For the 1000th time this is simply not true. Repeatedly stating SSP
"dicates receiver behavior", "tells receivers what to do", etc doesn't
make it true.
I found two statements that advise receivers. They state:
"The handling of such messages is at the discretion of the Verifier or
final recipient." (Suspicious definition)
"Messages which are Suspicious from this domain MAY be rejected,
bounced, or otherwise not delivered at the option of the verifier."
(deny)
Here is the text from SSP that defines this guidance to receivers:
2.9. Suspicious
Messages that do not contain a valid Originator Signature and which
are inconsistent with a Sender Signing Practices check (e.g., are
received without a Valid Signature and the sender's signing practices
indicate all messages from the domain are signed) are referred to as
"Suspicious". The handling of such messages is at the discretion of
the Verifier or final recipient. "Suspicious" applies only to the
DKIM evaluation of the message; a Verifier may decide the message
should be accepted on the basis of other information beyond the scope
of this document. Conversely, messages not deemed Suspicious may be
rejected for other reasons.
[There are other mentions of when to declare a message Suspicious but I
reference the instructions to the receiver found here in the
definition.]
4.3 Record Syntax
...
deny Messages which are Suspicious from this domain MAY be
rejected, bounced, or otherwise not delivered at the option of
the verifier.
NON-NORMATIVE EXPLANATION: The "deny" practice is intended
for use by domains that value security over deliverability.

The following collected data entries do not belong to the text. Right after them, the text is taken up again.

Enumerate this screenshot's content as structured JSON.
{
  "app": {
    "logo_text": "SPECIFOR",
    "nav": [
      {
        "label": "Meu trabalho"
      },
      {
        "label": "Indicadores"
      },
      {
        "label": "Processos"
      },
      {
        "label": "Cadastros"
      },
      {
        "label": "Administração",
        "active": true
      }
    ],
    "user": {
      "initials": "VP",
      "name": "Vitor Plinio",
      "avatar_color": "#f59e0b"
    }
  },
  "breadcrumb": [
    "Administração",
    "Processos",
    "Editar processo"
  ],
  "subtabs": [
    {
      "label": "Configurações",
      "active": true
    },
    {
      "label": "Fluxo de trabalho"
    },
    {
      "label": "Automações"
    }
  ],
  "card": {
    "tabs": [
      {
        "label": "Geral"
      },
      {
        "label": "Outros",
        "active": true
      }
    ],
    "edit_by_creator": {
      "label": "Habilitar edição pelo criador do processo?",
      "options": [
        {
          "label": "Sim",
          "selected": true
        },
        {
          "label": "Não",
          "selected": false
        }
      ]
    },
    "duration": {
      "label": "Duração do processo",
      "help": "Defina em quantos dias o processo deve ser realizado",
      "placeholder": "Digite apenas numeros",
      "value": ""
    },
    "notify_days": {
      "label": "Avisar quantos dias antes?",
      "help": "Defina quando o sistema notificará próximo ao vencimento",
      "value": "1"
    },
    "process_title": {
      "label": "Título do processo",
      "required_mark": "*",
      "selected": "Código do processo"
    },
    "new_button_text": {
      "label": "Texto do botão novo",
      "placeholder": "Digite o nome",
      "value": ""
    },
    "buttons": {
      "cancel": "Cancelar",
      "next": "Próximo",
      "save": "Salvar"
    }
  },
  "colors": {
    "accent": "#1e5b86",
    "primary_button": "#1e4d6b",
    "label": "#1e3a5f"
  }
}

For example, a domain used by a financial institution to
send transactional email, which signs all of its messages,
might consider their concern about phishing messages
purporting to come from their domain to be higher than their
concern about some some legitimate messages not being
delivered. The "handling=deny" practice allows them to
express that concern in a way that can be acted upon by
verifiers, if they so choose.
It really needs to back up and define how a sender publishes its
policy, how a recipient can look up a policy if it wants to do so,
then stop. That's all they need to interoperate.
Many disagree. How about we let people publish their strict/deny
preferences and those who wish to look up a policy and do nothing else
to interoperate simply ignore strict/deny as allowed by SSP?